Il était une fois...

 

 

 

14 petits contes joliment illustrés, écrits par différents auteurs qui ont cédé leurs droits à l'Association du Congo Béthanie.

 

Au format A4, couverture souple.

 

Tous les bénéfices de la vente sont intégralement reversés au Centre Béthanie de Brazzaville, par l'intermédiaire de l'Association.

 

Pour toute commande, merci de contacter la secrétaire de l'association à l'adresse

secretaire.bethanie@gmail.com

 

Prix de vente indicatif :

10 €, hors frais de port

 

 

Afin de vous donner envie, voici un petit conte complet extrait de ce recueil. Bonne lecture !

L’enfant et l’éléphant

 

Cyril Moussoki Simplice

 

Il était une fois, un enfant nommé N’Kéoua et sa mère Mathilde. Ils vivaient dans le village de Musana et ils se rendaient à Kinkala pour visiter des amis. Pour ce faire, ils devaient traverser la Vallée des serpents.

 

D’après la tradition, il était strictement interdit de faire pipi dans la Vallée des serpents, en effet, la personne qui désobéissait à cette loi ancestrale risquait de voir ses pieds collés au sol et ne plus pouvoir bouger.

 

 Malgré l’existence de cette loi, certaines personnes étaient tentées d’y désobéir.

 La vallée des serpents était très vaste, il fallait donc plusieurs heures pour la traverser à pied.

 En plus, à cette époque, il n’existait pas de train ni de voiture pour faciliter les déplacements.

 Ce jour-là, N’Kéoua et Mathilde quittèrent leur village à 4 heures du matin, la lune brillait. A cause de ce départ matinal, N’Kéoua n’avait pas eu le temps d’aller aux toilettes.

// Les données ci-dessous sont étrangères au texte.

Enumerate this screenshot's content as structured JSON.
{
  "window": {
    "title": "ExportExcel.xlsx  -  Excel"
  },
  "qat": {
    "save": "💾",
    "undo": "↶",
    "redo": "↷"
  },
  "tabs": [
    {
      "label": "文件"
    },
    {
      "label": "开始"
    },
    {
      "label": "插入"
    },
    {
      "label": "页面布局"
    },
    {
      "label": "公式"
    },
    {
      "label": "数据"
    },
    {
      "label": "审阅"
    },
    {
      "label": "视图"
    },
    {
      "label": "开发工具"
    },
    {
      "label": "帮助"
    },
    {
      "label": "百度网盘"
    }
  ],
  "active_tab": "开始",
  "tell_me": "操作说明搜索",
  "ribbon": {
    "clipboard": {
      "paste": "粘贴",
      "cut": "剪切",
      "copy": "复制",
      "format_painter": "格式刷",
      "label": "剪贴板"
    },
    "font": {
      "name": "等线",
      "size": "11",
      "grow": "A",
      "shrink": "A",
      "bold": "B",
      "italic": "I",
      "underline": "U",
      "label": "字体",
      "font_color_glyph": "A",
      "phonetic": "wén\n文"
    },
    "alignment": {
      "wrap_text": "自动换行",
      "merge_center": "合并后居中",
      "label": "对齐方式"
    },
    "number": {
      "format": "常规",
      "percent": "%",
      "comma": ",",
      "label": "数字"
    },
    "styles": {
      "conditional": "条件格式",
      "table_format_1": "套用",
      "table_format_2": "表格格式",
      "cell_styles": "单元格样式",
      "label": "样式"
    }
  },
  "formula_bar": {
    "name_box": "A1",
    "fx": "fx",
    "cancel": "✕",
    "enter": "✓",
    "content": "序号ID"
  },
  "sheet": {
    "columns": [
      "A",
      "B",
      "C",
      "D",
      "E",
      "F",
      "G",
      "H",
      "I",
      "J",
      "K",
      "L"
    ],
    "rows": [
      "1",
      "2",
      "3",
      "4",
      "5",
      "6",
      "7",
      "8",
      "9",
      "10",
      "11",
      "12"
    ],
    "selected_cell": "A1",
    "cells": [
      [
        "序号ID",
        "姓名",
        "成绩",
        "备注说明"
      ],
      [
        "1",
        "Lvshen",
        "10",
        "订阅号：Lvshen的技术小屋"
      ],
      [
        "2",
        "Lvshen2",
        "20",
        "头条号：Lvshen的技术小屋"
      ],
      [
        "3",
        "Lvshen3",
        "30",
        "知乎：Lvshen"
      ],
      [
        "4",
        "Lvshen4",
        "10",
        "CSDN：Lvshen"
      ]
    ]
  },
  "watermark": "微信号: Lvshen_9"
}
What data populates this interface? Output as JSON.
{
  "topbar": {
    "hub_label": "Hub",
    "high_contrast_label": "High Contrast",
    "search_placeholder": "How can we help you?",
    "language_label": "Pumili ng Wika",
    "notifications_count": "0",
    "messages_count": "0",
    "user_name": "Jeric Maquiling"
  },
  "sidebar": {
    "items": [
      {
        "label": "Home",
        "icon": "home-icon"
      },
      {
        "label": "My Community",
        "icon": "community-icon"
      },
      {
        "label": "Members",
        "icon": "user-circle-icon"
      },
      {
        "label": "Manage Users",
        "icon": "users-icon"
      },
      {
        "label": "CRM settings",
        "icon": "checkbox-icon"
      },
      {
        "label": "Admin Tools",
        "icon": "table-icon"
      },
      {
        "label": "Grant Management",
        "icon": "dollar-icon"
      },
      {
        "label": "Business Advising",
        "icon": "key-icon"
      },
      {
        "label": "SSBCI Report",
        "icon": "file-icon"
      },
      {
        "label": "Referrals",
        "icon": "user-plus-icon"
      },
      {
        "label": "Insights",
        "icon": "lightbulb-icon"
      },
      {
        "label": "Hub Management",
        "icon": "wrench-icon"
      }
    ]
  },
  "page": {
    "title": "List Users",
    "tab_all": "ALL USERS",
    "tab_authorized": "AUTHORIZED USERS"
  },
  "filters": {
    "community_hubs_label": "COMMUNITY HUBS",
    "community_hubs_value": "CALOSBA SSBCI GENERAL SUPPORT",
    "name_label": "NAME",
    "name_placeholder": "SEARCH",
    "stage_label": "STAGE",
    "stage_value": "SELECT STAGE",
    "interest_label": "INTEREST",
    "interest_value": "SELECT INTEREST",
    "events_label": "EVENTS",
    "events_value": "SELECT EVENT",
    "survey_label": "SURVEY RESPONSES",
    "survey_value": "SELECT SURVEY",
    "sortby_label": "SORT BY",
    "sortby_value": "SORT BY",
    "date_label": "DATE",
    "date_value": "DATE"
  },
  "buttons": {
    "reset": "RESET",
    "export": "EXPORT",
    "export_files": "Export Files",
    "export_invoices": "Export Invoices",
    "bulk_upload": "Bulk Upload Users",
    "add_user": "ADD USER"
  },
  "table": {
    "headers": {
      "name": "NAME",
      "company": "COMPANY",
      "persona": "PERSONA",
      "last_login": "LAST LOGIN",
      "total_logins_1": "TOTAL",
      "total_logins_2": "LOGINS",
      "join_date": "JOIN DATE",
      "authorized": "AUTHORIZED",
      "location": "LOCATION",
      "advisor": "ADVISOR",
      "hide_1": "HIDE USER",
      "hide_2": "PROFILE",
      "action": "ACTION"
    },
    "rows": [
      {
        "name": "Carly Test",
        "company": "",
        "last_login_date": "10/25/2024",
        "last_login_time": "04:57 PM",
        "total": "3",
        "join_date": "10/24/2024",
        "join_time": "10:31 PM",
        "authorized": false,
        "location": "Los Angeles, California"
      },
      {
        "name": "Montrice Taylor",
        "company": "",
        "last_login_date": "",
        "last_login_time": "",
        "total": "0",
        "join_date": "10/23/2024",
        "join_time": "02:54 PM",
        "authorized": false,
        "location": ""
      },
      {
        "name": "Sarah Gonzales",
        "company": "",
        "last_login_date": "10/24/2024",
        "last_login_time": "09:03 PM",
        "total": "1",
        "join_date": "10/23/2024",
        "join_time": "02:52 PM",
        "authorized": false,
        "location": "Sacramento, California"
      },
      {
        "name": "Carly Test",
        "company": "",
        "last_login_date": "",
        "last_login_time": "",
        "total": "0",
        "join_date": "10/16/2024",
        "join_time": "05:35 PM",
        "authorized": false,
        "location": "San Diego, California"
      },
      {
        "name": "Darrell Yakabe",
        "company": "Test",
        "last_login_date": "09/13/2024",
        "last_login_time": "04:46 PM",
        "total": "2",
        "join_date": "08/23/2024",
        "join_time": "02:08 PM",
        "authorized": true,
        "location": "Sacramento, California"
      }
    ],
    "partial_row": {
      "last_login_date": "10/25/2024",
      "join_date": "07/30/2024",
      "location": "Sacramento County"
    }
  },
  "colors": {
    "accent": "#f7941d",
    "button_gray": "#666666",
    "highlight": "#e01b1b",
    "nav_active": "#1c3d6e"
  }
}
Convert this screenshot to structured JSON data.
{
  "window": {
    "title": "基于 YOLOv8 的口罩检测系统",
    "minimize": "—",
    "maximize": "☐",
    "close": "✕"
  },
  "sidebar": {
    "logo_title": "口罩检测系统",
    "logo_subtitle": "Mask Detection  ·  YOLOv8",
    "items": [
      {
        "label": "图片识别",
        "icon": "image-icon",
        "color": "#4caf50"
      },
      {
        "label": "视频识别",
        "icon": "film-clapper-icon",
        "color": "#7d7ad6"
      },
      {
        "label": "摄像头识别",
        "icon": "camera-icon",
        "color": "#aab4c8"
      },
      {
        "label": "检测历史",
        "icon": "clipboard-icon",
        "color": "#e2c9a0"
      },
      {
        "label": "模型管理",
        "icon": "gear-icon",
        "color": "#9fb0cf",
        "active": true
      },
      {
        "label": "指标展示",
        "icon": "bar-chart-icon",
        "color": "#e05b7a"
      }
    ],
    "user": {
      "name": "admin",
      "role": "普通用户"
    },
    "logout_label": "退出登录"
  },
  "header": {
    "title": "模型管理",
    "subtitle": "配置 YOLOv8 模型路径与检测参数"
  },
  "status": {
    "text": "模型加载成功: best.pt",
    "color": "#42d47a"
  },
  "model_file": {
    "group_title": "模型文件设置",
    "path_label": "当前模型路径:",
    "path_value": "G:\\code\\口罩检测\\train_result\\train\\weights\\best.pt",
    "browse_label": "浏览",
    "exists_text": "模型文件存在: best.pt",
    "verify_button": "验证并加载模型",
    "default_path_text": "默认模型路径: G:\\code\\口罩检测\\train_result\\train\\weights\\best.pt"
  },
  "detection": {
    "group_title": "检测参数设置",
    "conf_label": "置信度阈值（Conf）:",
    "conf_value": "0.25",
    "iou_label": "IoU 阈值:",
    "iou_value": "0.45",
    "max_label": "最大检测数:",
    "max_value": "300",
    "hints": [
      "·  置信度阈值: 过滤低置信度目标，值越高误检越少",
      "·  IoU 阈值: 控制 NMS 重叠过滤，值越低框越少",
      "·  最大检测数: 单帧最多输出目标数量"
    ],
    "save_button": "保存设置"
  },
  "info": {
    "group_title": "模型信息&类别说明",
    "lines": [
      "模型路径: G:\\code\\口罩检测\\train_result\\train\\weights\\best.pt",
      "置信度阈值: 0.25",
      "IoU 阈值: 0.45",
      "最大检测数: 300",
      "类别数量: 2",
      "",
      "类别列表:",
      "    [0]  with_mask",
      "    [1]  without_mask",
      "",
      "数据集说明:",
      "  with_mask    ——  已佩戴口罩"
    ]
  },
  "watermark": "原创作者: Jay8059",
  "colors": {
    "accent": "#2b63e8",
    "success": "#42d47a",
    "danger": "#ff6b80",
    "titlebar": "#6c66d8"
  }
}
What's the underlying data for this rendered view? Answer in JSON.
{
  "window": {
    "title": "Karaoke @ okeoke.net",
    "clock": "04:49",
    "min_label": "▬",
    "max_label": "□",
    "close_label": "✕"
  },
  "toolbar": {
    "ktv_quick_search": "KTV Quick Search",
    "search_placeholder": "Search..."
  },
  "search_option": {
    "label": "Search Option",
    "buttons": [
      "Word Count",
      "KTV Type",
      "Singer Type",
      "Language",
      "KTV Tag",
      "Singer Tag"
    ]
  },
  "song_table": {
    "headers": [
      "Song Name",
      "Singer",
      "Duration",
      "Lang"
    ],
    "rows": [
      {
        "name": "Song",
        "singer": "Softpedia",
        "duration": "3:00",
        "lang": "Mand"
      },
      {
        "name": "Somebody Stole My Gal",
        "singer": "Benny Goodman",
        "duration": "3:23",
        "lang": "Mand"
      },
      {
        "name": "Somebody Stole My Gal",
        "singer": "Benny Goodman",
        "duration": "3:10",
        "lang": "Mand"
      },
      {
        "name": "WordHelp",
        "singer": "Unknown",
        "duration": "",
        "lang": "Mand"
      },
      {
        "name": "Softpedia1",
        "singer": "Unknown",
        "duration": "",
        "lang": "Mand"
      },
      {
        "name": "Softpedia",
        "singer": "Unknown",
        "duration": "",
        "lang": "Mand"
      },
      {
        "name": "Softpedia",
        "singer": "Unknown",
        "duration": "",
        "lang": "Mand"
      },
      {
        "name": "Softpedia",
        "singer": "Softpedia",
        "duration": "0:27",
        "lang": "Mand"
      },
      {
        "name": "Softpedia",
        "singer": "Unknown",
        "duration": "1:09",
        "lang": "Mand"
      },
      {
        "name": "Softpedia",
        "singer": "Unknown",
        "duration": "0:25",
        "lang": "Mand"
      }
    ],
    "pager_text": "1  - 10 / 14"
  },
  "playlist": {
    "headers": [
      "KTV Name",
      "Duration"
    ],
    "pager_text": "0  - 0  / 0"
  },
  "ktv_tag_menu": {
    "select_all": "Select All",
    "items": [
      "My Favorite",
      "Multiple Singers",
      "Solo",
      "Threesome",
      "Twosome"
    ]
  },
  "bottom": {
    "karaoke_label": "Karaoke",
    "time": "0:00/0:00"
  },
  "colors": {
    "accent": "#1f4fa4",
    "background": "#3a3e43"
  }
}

 Aussi, après avoir parcouru 20 km, le jeune N’Kéoua dit à sa mère :

 - Maman j’ai envie de faire pipi.

 - Je suis désolé mon enfant, mais il va falloir que tu attendes la fin de la traversée de la vallée des serpents.

 - Pourquoi, maman ?

 - Eh bien, parce qu’il est interdit d’uriner dans cette vallée, donc si tu désobéis, tes pieds seraient collés au sol, et tu ne pourrais plus poursuivre notre voyage.

 - Je ne te crois pas, maman ! Qui aurait pu inventer cette loi débile ?

 - C’est la tradition ancestrale, donc il faudrait la respecter.

 - Moi, je pense que c’est injuste, c’est de la dictature, et moi j’ai très envie de faire pipi, donc je ne vais pas respecter la tradition.

 Après avoir ainsi parlé, N’Kéoua quitta la route et se dirigea vers une cabane de chasseurs, car il était très pudique. Comme on devait s’y attendre, malgré l’avertissement de sa mère, il fit pipi. Lorsqu’il eut fini, ses pieds devinrent très lourds, N’Kéoua ne pouvait plus marcher jusqu’à Kinkala. Il pouvait seulement faire quelques pas au prix d’énormes efforts qui l’épuisaient.

 Au bout de quelques minutes, ne le voyant pas revenir sur la route, Mathilde partit à sa recherche, et elle le trouva debout dans la fameuse cabane de chasseurs dont les murs étaient en briques de terre cuite et le toit en feuilles de paille. Elle comprit alors que son fils était en grande difficulté.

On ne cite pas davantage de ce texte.